Last updated: April 2026
Section 1
Architecture
- Clawback runs as a transparent proxy on Cloudflare Workers.
- Your application sends requests to clawback.run instead of directly to the LLM provider.
- The proxy forwards requests unchanged to the original provider.
- Responses are returned to your application unmodified.
- Logging happens asynchronously and does not block the request path.
Zero Install. Zero Supply Chain Risk.
Clawback runs entirely on Cloudflare Workers. Nothing is installed on your machine. No PyPI packages, no npm modules, no Docker containers, no dependencies in your project. Your setup is one environment variable. This means there is no package to compromise, no dependency chain to poison, and no code running in your Python or Node.js process. Your credentials never touch third-party code on your infrastructure.
Section 2
Credential Handling
- API keys are stored in your local .env file. We never ask for or receive them out of band.
- Keys are read by your SDK at runtime and included in the Authorization header.
- The proxy sees the Authorization header to identify the customer via a SHA-256 hash.
- The proxy never stores, logs, or transmits the raw API key.
- Key hashes are used solely for grouping logs by customer.
Section 3
Data in Transit
- All traffic between your application and the proxy: HTTPS (TLS 1.3, Cloudflare edge).

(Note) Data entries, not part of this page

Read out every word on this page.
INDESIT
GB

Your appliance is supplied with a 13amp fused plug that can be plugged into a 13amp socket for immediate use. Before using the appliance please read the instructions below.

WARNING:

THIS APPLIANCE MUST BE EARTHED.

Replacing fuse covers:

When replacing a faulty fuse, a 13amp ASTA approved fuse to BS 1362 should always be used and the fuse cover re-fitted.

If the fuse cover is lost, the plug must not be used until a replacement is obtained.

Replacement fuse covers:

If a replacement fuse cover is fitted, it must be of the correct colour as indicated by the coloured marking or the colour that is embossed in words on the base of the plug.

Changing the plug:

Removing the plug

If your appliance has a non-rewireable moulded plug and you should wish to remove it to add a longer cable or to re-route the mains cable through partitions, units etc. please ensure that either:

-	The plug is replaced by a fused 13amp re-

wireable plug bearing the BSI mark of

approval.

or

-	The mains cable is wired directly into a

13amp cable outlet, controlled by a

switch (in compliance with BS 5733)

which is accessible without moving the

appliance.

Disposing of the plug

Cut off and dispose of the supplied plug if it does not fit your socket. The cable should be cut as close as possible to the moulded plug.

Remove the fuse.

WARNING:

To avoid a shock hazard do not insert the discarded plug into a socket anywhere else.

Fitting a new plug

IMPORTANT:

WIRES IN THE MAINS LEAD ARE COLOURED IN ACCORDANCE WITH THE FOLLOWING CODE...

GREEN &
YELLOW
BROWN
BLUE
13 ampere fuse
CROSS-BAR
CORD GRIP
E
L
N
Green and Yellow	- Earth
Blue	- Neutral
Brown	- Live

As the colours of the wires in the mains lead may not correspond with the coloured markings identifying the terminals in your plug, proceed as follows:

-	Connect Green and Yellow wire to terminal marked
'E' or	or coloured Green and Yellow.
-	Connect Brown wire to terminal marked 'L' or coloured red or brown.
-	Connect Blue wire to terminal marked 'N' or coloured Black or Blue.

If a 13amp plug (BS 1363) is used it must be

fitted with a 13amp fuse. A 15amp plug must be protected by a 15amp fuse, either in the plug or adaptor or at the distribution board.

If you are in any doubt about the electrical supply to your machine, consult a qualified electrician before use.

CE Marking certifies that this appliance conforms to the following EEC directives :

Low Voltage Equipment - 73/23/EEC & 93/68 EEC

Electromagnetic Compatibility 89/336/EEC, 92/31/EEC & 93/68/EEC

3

- All traffic between the proxy and the LLM provider: HTTPS.
- Request/response bodies are logged to Cloudflare KV for the audit period (30 days).
- After the audit report is generated, log data expires automatically via KV TTL.
Section 4
Audit Replay Process
- When 150 calls are reached, the audit worker processes logs for replay.
- Replay runs on Clawback's serverless infrastructure (Cloudflare Workers).
- Call metadata is stored encrypted in Cloudflare KV (encrypted at rest, SOC 2 certified) for up to 30 days.
- All stored data is automatically purged after report generation.
- You are never billed for replay calls. Replay runs on Clawback's API accounts.
Section 5
Report Delivery
- Reports are sent via Resend (transactional email service).
- Email contains an HTML report with no external tracking pixels.
- Reports are not stored on any server after delivery.
- The operator receives a copy for support purposes.
Section 6
What We Don't Do
- We don't store raw prompts or completions long term.
- We don't sell or share customer data.
- We don't inject content into requests or responses.
- We don't modify API keys or credentials.
- We don't run any software on your machine. The only change is one environment variable.
Section 7
Infrastructure
- Proxy: Cloudflare Workers (edge compute, SOC 2 Type II certified).
- KV Storage: Cloudflare KV (encrypted at rest).
- Email: Resend (SOC 2 Type II certified).
- Webhook: Cloudflare Tunnel to operator infrastructure.
- No AWS, GCP, or Azure dependencies.
Section 8
Limitations & Roadmap
- No SOC 2 certification yet (planned).
- No formal penetration test completed yet.
- No data processing agreement template yet. Contact us to discuss.
- GDPR: Customer data can be deleted on request.